Der Bodensee erstreckt sich über drei Länder und umfasst zwei verbundene Wasserbecken, die durch einen engeren Abschnitt voneinander getrennt sind. Die Uferlinie berührt zahlreiche Ortschaften und wird von sanften Hügeln und fernen Alpengipfeln eingerahmt, die bei klarem Wetter sichtbar werden.
Schon in vorrömischer Zeit siedelten Menschen an den Ufern, später kontrollierten römische Truppen strategische Punkte entlang der Küste. Im Mittelalter entstanden einflussreiche Handelsstädte und Klöster, die den wirtschaftlichen und geistigen Austausch zwischen den Regionen prägten.
Kleine Küstenstädte rund um das Gewässer feiern im Sommer Seenachtfeste mit Feuerwerk und Bootsparaden, die seit Generationen Familien anlocken. Weinbau an den Hanglagen hat eine lange Tradition, und Besucher können lokale Weine direkt bei den Winzern probieren, die ihre Reben mit Blick aufs Wasser pflegen.

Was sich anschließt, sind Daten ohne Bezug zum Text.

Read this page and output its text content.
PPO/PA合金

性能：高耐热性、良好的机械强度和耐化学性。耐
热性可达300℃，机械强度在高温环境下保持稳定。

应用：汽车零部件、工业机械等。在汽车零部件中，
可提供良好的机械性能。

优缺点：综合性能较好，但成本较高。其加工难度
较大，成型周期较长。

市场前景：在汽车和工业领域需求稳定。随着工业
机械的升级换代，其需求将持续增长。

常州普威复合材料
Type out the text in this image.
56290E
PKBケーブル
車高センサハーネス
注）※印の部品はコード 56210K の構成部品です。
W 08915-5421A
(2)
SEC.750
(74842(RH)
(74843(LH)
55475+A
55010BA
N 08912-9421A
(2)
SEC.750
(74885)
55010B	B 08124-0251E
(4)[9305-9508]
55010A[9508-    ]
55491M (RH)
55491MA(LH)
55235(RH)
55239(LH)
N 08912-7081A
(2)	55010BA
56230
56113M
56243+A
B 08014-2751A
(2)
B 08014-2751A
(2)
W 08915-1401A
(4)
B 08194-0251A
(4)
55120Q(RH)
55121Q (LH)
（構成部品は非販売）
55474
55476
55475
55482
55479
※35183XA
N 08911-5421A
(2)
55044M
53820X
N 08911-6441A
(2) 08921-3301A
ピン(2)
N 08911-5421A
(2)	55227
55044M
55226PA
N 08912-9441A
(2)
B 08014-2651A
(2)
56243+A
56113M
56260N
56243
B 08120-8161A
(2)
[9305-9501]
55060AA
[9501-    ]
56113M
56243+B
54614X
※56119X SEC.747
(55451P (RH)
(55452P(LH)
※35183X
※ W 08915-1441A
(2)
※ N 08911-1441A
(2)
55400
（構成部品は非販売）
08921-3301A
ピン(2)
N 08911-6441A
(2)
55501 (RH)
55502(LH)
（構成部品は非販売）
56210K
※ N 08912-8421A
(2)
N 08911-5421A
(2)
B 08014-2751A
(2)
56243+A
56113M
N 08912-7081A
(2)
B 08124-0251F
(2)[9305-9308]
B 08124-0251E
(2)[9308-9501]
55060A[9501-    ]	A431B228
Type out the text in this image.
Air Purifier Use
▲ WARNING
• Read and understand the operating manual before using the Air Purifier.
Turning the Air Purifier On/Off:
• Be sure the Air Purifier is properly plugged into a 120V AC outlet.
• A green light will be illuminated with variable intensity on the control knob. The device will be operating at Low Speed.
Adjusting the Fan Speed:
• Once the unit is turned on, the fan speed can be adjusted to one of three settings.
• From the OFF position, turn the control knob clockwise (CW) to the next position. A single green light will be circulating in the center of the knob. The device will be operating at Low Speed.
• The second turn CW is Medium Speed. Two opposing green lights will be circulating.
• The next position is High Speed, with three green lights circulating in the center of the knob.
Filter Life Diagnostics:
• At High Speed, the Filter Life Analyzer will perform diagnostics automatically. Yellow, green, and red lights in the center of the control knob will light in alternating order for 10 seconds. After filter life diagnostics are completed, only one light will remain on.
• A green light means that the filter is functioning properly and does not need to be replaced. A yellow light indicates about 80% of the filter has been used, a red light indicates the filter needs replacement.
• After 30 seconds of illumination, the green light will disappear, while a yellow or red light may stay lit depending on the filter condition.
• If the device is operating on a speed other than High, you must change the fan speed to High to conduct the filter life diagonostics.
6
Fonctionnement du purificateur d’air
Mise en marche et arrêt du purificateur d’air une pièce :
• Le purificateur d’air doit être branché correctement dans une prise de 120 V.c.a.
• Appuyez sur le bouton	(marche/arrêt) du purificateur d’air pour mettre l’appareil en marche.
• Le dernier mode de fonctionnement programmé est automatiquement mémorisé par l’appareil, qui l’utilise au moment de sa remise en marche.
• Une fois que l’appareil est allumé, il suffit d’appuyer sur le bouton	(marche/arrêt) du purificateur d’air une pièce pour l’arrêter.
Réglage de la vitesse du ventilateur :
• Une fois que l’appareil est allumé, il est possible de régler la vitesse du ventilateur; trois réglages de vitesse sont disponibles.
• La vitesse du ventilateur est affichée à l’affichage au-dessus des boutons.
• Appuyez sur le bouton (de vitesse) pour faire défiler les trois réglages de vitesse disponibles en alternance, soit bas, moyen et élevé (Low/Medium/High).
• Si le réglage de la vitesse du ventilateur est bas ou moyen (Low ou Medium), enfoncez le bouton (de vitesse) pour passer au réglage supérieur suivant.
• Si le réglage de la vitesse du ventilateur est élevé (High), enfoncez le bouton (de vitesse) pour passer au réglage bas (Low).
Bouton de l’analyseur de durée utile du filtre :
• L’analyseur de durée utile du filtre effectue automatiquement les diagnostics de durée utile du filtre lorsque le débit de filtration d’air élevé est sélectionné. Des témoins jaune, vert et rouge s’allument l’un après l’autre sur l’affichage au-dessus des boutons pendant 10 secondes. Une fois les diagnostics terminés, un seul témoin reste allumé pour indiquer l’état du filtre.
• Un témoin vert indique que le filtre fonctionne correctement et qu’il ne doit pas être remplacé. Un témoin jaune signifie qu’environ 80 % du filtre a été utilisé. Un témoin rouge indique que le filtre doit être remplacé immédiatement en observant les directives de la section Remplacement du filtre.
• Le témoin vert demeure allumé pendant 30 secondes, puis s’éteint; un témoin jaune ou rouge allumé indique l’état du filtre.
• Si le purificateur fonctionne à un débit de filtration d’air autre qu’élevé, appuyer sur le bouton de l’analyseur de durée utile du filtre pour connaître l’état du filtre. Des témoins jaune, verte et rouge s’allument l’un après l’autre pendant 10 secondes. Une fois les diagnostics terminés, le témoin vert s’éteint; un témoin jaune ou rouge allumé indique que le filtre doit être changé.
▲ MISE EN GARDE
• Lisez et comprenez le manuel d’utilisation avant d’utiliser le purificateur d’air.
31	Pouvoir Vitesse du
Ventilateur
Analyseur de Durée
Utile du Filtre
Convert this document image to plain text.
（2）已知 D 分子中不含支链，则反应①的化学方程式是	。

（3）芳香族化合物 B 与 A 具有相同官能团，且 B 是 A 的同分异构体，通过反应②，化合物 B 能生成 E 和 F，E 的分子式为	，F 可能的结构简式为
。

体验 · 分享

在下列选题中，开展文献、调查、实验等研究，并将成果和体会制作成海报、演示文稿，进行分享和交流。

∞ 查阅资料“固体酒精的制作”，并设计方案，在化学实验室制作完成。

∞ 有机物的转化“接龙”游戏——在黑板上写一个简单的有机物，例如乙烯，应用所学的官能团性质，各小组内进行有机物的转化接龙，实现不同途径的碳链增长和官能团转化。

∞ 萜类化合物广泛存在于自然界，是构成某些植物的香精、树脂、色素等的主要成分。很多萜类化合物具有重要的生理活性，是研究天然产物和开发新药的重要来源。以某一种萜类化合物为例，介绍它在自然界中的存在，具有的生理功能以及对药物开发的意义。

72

Fahrräder können entlang gut markierter Wege mitgeführt werden, die rund um das gesamte Ufer führen und verschiedene Länder durchqueren. Im Sommer sind öffentliche Badestellen zugänglich, während im Winter manche Abschnitte bei niedrigeren Temperaturen ruhiger werden.
Das Wasser fließt als Teil des Rheinverlaufs langsam durch das Becken und versorgt mehrere Millionen Menschen mit Trinkwasser. An bestimmten Uferstellen finden sich Reste prähistorischer Pfahlbauten, die Einblicke in das Leben vor Jahrtausenden geben.